Meantime, under his guidance, Marius was learning quickly and abundantly, because with a good will. There was that in the actual effectiveness of his figure which stimulated the younger lad to make the most of opportunity; and he had experience already that education largely increased one’s capacity for enjoyment. He was acquiring what it is the chief function of all higher education to impart, the art, namely, of so relieving the ideal or poetic traits, the elements of distinction, in our everyday life—of so exclusively living in them—that the unadorned remainder of it, the mere drift or débris of our days, comes to be as though it were not. And the consciousness of this aim came with the reading of one particular book, then fresh in the world, with which he fell in about this time—a book which awakened the poetic or romantic capacity as perhaps some other book might have done, but was peculiar in giving it a direction emphatically sensuous. It made him, in that visionary reception of every-day life, the seer, more especially, of a revelation in colour and form. If our modern education, in its better efforts, really conveys to any of us that kind of idealising power, it does so (though dealing mainly, as its professed instruments, with the most select and ideal remains of ancient literature) oftenest by truant reading; and thus it happened also, long ago, with Marius and his friend.
NOTES
43. +Transliteration: Mouseion. The word means “seat of the muses.” Translation: “O sea! O shore! my own Helicon, / How many things have you uncovered to me, how many things suggested!” Pliny, Letters, Book I, ix, to Minicius Fundanus.
50. +Transliteration: hoia theous epenênothen aien eontas. Translation: “such as the gods are endowed with.” Homer, Odyssey, 8.365.
CHAPTER V.
THE GOLDEN BOOK
The two lads were lounging together over a book, half-buried in a heap of dry corn, in an old granary—the quiet corner to which they had climbed out of the way of their noisier companions on one of their blandest holiday afternoons. They looked round: the western sun smote through the broad chinks of the shutters. How like a picture! and it was precisely the scene described in what they were reading, with just that added poetic touch in the book which made it delightful and select, and, in the actual place, the ray of sunlight transforming the rough grain among the cool brown shadows into heaps of gold. What they were intent on was, indeed, the book of books, the “golden” book of that day, a gift to Flavian, as was shown by the purple writing on the handsome yellow wrapper, following the title Flaviane!—it said,
Flaviane! lege Felicitur!
Flaviane! Vivas! Fioreas!
Flaviane! Vivas! Gaudeas!
It was perfumed with oil of sandal-wood, and decorated with carved and gilt ivory bosses at the ends of the roller.
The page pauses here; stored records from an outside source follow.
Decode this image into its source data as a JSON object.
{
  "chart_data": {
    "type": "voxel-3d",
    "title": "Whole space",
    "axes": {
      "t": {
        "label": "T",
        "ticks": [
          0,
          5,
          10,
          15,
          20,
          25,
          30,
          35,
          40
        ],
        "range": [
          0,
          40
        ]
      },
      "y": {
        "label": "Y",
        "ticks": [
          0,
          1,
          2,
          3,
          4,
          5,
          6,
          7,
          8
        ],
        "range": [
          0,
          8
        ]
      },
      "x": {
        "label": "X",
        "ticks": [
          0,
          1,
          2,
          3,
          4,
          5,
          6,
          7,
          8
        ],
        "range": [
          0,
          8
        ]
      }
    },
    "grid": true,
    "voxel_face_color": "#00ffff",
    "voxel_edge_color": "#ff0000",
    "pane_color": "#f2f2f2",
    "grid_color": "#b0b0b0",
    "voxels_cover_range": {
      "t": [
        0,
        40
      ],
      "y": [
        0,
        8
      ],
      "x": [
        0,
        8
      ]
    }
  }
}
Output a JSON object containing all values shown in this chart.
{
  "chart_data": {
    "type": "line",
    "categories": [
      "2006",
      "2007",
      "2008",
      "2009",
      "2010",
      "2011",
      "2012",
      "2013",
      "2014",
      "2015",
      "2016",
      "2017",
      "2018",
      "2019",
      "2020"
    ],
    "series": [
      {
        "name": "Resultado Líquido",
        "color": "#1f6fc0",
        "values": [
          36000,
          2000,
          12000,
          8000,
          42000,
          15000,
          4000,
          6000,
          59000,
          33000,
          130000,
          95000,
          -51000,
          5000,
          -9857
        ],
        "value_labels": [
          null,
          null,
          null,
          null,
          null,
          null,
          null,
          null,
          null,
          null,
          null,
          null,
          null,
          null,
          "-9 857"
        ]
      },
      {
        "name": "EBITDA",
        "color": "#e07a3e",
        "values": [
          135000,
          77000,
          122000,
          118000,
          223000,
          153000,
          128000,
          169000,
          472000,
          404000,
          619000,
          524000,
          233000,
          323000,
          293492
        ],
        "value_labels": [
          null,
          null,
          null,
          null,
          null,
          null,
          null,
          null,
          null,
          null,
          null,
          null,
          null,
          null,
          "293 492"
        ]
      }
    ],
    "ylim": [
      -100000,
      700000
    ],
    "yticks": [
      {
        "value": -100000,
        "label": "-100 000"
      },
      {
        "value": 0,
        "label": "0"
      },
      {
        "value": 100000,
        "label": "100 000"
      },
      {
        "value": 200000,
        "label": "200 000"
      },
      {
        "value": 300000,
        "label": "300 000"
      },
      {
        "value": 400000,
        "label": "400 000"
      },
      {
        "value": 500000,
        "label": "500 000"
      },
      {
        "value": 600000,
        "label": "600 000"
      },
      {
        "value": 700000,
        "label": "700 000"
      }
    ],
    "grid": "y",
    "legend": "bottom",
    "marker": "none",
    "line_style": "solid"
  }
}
And the inside was something not less dainty and fine, full of the archaisms and curious felicities in which that generation delighted, quaint terms and images picked fresh from the early dramatists, the lifelike phrases of some lost poet preserved by an old grammarian, racy morsels of the vernacular and studied prettinesses:—all alike, mere playthings for the genuine power and natural eloquence of the erudite artist, unsuppressed by his erudition, which, however, made some people angry, chiefly less well “got-up” people, and especially those who were untidy from indolence.
No! it was certainly not that old-fashioned, unconscious ease of the early literature, which could never come again; which, after all, had had more in common with the “infinite patience” of Apuleius than with the hack-work readiness of his detractors, who might so well have been “self-conscious” of going slip-shod. And at least his success was unmistakable as to the precise literary effect he had intended, including a certain tincture of “neology” in expression—nonnihil interdum elocutione novella parum signatum—in the language of Cornelius Fronto, the contemporary prince of rhetoricians. What words he had found for conveying, with a single touch, the sense of textures, colours, incidents! “Like jewellers’ work! Like a myrrhine vase!”—admirers said of his writing. “The golden fibre in the hair, the gold thread-work in the gown marked her as the mistress”—aurum in comis et in tunicis, ibi inflexum hic intextum, matronam profecto confitebatur—he writes, with his “curious felicity,” of one of his heroines. Aurum intextum: gold fibre:—well! there was something of that kind in his own work. And then, in an age when people, from the emperor Aurelius downwards, prided themselves unwisely on writing in Greek, he had written for Latin people in their own tongue; though still, in truth, with all the care of a learned language. Not less happily inventive were the incidents recorded—story within story—stories with the sudden, unlooked-for changes of dreams. He had his humorous touches also. And what went to the ordinary boyish taste, in those somewhat peculiar readers, what would have charmed boys more purely boyish, was the adventure:—the bear loose in the house at night, the wolves storming the farms in winter, the exploits of the robbers, their charming caves, the delightful thrill one had at the question—“Don’t you know that these roads are infested by robbers?”